The Journal of Clinical Investigation (Nov 2022)
Effect of acute TLR4 inhibition on insulin resistance in humans
Abstract
Background Studies in cell cultures and rodents suggest that TLR4 is involved in the pathogenesis of insulin resistance, but direct data in humans are limited. We tested the hypothesis that pharmacologic blockade of TLR4 with the competitive inhibitor eritoran would improve insulin resistance in humans.Methods In protocol I, 10 lean, healthy individuals received the following 72-hour i.v. infusions in a randomized crossover design: saline (30 mL/h) plus vehicle; Intralipid (30 mL/h) plus vehicle; or Intralipid (30 mL/h) plus eritoran (12 mg i.v. every 12 hours). In protocol II, also a randomized crossover design, 9 nondiabetic individuals with obesity received eritoran or vehicle for 72 hours. The effect of eritoran was assessed with euglycemic hyperinsulinemic clamps.Results In protocol I, lipid infusion significantly decreased peripheral insulin sensitivity (M value) by 14% and increased fasting plasma glucose (FPG) concentrations, fasting plasma insulin (FPI) concentrations, and the homeostatic model assessment of insulin resistance (HOMA-IR) index by 7%, 22%, and 26%, respectively. Eritoran did not prevent lipid-induced alterations of these metabolic parameters. Eritoran also failed to improve any baseline metabolic parameters (M, FPG, FPI, HOMA-IR) in individuals with obesity and insulin resistance (protocol II).Conclusions Acute TLR4 inhibition with eritoran did not protect against lipid-induced insulin resistance.
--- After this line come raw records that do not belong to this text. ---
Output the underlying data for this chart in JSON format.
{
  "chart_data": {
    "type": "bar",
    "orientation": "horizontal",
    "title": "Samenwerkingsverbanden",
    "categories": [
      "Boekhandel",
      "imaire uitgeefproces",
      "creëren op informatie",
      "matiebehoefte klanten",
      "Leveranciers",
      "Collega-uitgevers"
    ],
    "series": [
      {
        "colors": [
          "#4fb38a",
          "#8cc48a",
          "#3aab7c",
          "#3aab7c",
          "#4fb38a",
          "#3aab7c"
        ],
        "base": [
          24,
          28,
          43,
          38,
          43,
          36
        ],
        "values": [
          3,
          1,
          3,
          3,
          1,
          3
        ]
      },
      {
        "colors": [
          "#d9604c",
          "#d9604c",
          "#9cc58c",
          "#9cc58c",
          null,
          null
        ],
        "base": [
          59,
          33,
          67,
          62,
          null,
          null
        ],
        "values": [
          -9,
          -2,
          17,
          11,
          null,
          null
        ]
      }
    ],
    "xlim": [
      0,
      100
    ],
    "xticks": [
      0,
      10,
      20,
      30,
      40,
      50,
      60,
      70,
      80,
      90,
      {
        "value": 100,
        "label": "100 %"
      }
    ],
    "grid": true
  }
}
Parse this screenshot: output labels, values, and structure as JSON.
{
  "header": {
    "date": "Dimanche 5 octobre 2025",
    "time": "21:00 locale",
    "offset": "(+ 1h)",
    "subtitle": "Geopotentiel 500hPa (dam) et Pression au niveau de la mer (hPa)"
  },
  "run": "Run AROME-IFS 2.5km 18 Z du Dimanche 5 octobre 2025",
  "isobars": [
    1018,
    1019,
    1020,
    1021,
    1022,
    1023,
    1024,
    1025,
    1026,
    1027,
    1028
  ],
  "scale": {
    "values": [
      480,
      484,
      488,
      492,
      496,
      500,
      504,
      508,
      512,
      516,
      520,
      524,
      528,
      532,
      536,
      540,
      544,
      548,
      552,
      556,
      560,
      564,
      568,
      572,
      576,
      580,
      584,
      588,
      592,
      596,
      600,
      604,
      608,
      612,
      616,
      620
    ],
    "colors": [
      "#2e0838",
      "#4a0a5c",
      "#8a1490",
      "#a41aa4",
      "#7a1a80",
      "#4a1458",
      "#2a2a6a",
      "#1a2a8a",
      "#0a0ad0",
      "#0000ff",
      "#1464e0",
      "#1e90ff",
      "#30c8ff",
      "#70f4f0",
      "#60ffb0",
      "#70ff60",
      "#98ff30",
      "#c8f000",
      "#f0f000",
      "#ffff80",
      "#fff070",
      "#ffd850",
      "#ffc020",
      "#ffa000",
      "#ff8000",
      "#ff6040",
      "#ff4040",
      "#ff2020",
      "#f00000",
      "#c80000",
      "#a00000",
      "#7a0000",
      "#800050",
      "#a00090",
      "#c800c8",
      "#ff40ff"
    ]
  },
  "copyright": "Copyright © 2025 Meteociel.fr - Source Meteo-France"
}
Short-term eritoran administration also failed to improve obesity-associated insulin resistance. These data do not support a role for TLR4 in insulin resistance. Future studies with a different class of TLR4 inhibitors, longer drug exposure, and/or lipid-enhancing interventions richer in saturated fats may be needed to further clarify the role of TLR4 in metabolic dysfunction in humans.Trial registration ClinicalTrials.gov NCT02321111 and NCT02267317.Funding NIH grants R01DK080157, P30AG044271, P30AG013319, and UL1TR002645.